Is this what you envisioned your career to be?

John Agwunobi

To be honest, no, I thought I was going to be the best pediatrician in town. I thought I was going to do a specialization in the ICU or NICU. I spent a lot of time doing night shifts in NICU, even as a young pediatrician. I found myself in my career trying to prevent rather than treat and that was the journey I went on. Eventually I got a public health degree, a master’s degree in public health from Johns Hopkins and became a public health professional.

Deborah Wilson

What are you doing now?

Dr. John Agwunobi

I'm semi-retired. I serve on three paid Boards in managed care and one volunteer board, which means that I have meetings every couple of days with one board or the other.

Deborah Wilson

Well, you know things are changing in healthcare and over 30 years, there's been a lot of changes in medicine, innovations and healthcare delivery technology.

Are you involved in any technology, or do you have any desire?

John Agwunobi

No, not directly. I don't serve on any technology company Boards just yet. Although I'm considering one but, the one thing that is guaranteed in healthcare, I knew this when I worked at HSCSN, is there will always be dramatic change. There will always be changes. Hopefully, more positive than negative. There will be some negative as well. The system is constantly trying to figure out better ways to do things, and sometimes it makes mistakes.

Wilson, Deborah

Yes.

Dr. John Agwunobi

I'm glad that HSCSN was not a mistake. It's proven that it was not a mistake. It's shown that it makes a difference.

Debora Wilson

Yes. I feel the same way.

I guess the last question is what are you excited about today?

Dr. John Agwunobi

Yeah, I think in the same way that science excites me every time it comes up with something new, I'm also very excited about HSCSN. HSCSN is an example of policy innovation. I think if HSCSN has a risk, it's that it's when you're 30 years old. You have enough history that it becomes hard to learn new things. You know, old dogs don't learn tricks quite as easily as young dogs, but I am excited by the fact that the journey continues that, as you described, that HSCSN continues to innovate.

HSCSN is a healthcare system that continues its journey. It hasn't stopped trying to get better. There's this constant effort to try to make things better.

In terms of the next 100 years of healthcare in the United States in terms of children's care in DC, I am extraordinarily excited because it's a dynamic space.

It's moving. It's evolving and we're learning now. We're learning what works. We're learning what doesn't.
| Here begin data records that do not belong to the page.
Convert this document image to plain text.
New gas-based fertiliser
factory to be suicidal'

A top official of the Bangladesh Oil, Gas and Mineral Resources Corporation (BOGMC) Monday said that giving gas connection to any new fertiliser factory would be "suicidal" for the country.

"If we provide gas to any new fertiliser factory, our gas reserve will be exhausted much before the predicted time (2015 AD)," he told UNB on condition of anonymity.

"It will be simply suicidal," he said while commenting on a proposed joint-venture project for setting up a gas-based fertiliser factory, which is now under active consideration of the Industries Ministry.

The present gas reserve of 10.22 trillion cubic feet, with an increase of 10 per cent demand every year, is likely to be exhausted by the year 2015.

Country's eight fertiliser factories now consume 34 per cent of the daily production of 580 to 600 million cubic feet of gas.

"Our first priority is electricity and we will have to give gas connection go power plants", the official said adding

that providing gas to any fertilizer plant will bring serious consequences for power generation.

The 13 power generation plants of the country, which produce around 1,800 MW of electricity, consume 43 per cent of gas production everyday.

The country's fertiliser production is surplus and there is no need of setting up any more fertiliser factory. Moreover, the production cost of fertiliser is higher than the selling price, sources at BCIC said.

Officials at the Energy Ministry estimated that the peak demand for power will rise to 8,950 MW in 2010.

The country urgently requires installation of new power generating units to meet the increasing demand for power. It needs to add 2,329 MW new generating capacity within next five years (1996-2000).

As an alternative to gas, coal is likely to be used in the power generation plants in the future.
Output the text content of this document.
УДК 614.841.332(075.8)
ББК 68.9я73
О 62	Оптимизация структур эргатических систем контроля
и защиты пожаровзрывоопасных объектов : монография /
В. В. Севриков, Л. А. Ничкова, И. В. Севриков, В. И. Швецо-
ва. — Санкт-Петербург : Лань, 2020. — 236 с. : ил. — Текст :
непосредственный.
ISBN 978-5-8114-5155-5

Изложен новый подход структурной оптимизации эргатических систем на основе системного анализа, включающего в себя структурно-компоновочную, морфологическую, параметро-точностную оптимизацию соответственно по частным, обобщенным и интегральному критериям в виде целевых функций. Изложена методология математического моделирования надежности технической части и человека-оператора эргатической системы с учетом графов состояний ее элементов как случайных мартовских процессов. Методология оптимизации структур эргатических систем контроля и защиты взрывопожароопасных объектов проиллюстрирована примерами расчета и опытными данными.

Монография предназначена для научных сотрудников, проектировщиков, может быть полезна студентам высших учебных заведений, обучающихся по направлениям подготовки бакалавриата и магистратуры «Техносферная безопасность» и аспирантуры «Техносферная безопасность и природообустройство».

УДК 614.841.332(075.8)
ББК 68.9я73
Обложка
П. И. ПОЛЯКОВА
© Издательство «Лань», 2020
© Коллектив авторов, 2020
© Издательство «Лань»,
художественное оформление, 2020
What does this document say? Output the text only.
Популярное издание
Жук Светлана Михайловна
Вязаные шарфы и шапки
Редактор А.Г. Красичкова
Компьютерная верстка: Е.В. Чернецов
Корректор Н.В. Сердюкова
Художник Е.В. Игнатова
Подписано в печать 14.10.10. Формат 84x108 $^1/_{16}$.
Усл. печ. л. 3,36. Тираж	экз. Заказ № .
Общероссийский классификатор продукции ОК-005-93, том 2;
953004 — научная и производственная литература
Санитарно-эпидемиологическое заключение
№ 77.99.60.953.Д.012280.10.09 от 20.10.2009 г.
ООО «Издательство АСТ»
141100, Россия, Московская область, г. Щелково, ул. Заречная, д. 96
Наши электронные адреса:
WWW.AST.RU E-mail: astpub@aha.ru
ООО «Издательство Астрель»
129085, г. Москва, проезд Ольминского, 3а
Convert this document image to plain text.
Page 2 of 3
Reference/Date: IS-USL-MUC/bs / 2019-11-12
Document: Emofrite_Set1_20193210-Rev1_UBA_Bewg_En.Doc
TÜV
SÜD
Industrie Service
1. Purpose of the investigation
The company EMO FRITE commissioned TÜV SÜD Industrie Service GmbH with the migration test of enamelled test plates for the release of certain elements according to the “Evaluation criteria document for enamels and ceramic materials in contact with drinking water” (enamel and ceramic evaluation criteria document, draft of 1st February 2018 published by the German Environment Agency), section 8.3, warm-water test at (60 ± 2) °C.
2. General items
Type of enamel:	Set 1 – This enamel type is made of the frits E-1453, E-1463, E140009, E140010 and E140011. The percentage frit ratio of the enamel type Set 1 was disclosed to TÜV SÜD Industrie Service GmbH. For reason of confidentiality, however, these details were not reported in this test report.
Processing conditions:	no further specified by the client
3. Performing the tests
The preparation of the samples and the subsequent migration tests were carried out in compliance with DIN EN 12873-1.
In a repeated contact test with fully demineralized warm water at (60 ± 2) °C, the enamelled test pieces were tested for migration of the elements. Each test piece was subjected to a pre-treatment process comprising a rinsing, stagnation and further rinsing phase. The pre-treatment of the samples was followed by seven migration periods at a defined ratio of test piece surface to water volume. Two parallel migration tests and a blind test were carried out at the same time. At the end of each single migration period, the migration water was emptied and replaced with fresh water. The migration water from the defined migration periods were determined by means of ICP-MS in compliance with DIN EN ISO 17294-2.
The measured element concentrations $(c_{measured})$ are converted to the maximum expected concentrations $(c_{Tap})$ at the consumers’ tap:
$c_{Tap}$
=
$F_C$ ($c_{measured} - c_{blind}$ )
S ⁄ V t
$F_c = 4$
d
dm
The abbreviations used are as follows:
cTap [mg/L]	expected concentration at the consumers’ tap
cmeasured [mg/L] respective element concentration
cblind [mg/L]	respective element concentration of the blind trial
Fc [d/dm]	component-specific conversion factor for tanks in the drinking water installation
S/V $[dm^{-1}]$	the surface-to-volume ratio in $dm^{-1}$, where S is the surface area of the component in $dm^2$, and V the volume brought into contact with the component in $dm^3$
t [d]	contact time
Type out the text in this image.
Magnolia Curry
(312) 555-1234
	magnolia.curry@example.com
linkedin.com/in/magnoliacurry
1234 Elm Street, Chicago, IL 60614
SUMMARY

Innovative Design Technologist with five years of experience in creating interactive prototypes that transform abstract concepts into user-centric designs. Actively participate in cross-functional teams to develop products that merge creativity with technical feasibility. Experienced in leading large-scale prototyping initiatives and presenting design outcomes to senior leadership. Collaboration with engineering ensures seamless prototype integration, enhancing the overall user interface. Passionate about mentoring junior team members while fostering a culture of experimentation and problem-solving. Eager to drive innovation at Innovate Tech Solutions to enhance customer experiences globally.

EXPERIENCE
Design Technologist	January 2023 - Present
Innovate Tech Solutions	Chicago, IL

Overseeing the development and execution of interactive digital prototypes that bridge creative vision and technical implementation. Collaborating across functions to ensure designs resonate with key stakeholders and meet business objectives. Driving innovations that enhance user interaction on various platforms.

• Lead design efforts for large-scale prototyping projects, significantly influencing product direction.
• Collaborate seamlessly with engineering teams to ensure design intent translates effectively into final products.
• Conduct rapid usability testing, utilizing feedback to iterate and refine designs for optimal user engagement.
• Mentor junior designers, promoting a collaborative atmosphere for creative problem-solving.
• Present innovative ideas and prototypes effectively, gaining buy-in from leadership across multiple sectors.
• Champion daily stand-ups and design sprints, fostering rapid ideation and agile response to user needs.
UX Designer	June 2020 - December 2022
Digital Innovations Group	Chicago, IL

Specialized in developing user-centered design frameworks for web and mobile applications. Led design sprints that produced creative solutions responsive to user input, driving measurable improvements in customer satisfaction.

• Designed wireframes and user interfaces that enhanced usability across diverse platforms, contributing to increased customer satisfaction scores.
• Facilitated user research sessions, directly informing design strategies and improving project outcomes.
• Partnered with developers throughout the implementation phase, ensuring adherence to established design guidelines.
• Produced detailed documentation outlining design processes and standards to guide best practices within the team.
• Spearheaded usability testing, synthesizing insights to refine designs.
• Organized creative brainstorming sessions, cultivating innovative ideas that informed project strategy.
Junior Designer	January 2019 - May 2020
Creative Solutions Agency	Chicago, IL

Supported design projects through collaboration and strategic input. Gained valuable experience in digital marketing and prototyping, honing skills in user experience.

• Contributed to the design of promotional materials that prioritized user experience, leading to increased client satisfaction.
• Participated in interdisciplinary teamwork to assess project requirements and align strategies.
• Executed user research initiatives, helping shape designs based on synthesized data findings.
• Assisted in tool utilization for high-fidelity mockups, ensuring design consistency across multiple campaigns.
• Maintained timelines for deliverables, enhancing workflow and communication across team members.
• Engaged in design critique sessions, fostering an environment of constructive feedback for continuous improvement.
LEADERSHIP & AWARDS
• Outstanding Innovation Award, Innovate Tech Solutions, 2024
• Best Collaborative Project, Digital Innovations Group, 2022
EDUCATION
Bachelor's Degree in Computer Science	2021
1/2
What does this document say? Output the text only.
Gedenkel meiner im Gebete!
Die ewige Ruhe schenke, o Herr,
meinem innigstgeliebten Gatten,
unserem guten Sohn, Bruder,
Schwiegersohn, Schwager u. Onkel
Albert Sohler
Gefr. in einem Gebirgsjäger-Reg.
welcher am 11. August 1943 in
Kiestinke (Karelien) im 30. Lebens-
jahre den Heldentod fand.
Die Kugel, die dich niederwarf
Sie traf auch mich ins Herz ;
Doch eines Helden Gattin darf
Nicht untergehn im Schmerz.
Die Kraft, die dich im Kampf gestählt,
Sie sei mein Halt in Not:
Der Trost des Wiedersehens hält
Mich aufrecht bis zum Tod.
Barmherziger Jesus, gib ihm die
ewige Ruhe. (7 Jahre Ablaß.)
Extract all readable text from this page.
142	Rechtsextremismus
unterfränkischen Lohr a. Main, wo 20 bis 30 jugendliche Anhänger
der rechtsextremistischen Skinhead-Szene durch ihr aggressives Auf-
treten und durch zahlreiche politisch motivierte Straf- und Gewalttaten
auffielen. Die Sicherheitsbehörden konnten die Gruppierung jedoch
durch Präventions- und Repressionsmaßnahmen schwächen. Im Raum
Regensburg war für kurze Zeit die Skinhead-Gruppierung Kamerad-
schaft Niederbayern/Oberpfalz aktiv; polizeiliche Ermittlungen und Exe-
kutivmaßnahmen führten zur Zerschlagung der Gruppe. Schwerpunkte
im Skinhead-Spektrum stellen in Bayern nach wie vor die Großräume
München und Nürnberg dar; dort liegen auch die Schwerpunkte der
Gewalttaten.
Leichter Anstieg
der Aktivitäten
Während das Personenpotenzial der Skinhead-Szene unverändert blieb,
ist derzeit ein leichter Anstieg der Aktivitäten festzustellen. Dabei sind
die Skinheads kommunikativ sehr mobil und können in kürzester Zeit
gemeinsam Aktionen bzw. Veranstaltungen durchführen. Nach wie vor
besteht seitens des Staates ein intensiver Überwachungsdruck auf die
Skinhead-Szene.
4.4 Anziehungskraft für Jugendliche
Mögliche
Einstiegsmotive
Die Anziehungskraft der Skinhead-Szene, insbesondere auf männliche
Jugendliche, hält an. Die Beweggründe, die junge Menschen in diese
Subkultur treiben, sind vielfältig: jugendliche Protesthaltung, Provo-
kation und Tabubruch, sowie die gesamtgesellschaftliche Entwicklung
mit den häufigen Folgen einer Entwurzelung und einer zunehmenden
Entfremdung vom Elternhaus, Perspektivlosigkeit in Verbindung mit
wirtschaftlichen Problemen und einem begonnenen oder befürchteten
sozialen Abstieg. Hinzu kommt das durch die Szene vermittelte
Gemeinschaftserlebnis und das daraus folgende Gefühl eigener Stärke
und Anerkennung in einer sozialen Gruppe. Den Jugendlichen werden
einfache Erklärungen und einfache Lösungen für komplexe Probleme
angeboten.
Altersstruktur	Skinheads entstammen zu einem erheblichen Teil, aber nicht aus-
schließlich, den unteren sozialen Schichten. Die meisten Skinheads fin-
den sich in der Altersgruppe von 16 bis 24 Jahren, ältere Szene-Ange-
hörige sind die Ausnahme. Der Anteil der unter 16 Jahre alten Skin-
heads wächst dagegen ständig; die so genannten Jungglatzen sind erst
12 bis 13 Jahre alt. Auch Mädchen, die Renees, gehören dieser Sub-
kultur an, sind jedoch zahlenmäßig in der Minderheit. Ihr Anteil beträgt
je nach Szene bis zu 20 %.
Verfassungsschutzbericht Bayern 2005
Ultimately, I think that's going to guarantee that HSCSN is beautiful today and in the future for our children and grandchildren.

Deborah Wilson

Absolutely. I agree with you.

I think that's the end of my questions. Is there anything that you want to share that we haven't discussed in the interview?

Dr. John Agwunobi

I encourage the HSCSN staff to take a moment to reflect on their accomplishments over the past 30 years. The impact they've had on countless lives is profound. Many of the children we supported are now adults with families of their own, illustrating the lasting legacy of HSCSN. I would urge the staff of HSCSN to stop one day and just celebrate.

Celebrate not what you did yesterday, but what you've done over the last three decades has been dramatic. The experiment that became an important pillar within the DC infrastructure, the DC village. Congratulations!

Deborah Wilson

Thank you so much for your time, Dr. John. I appreciate the interview.